Des démagogues en ordre dispersé
Autrement dit, les discours sont largement inconciliables, même si tous accusent l’Union, qui n’a pourtant aucune compétence en ce domaine, de ne pas contrôler ses frontières extérieures: les nationalistes au pouvoir en Autriche, en Pologne, en Hongrie, en Tchéquie, en Slovaquie ou encore en Slovénie s’opposent à la volonté de l’Union de les obliger à accueillir sur leur sol des étrangers dont ils ne veulent pas. En Italie, on reproche à l’Union de n’être pas parvenu à imposer un partage du fardeau, une ligne que partage l’Allemagne (qui doit compter avec une partie de la CDU et de la CSU de plus en plus opposées à l’immigration) et la Grèce. La plupart des pays d’Europe de l’ouest, comme la France les Pays-Bas ou la Belgique (dont le gouvernement est dirigé par la droite radicale flamande de la NVA) mènent, sans le clamer sur les toits une politique proche de celle des pays de l’Est à l’égard des nouveaux arrivants. Mais, au delà de ces différences d’approche, tous les pays européens, qu’ils comptent ou non des partis populistes dans leur majorité, sont d’accord sur un point : il faut rendre les frontières le plus étanche possible.

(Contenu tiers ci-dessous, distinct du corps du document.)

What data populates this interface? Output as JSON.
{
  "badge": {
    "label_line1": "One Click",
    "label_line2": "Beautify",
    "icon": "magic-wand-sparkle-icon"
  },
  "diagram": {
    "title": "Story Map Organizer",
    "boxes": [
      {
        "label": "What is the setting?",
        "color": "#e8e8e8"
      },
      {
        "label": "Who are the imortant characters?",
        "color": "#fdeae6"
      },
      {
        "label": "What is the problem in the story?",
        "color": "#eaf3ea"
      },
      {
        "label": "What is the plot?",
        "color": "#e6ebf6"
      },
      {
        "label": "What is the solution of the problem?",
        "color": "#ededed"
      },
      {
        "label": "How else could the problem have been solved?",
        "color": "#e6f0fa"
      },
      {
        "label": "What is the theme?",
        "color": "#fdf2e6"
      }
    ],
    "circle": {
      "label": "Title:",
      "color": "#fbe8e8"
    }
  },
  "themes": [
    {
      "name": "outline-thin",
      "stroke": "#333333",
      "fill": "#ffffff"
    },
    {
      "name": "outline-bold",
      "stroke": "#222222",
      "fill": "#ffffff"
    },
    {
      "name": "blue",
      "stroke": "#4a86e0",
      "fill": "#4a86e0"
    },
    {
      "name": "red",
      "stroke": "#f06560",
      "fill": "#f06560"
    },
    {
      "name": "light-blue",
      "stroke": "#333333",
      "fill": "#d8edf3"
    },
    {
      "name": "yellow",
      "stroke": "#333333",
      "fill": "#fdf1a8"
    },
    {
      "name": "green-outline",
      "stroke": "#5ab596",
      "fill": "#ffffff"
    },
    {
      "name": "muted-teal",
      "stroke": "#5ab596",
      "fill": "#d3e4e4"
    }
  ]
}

Dans une telle configuration, ceux qui défendent une politique européenne de l’immigration et de l’asile devraient donc y réfléchir à deux fois. Car changer une politique communautaire est encore plus difficile qu’au niveau national : l’Union n’étant pas une fédération, ce sont en réalité les Etats décidant à la majorité qualifiée et le Parlement européen qui auraient la haute main sur cette politique et non un organe fédéral. Or le Parlement est dominé par les conservateurs et les nationalistes, tout comme le Conseil des ministres de l’intérieur où siègent aujourd’hui deux membres de l’extrême droite (Autriche et Italie), cinq membres représentant la droite radicale et/ou nationaliste (Allemagne, Belgique, Pologne, Hongrie et sans doute Slovénie) sans compter ceux qui siègent dans des gouvernements allergiques à toute immigration : Tchéquie, Slovaquie, Danemark, Pays-Bas, etc.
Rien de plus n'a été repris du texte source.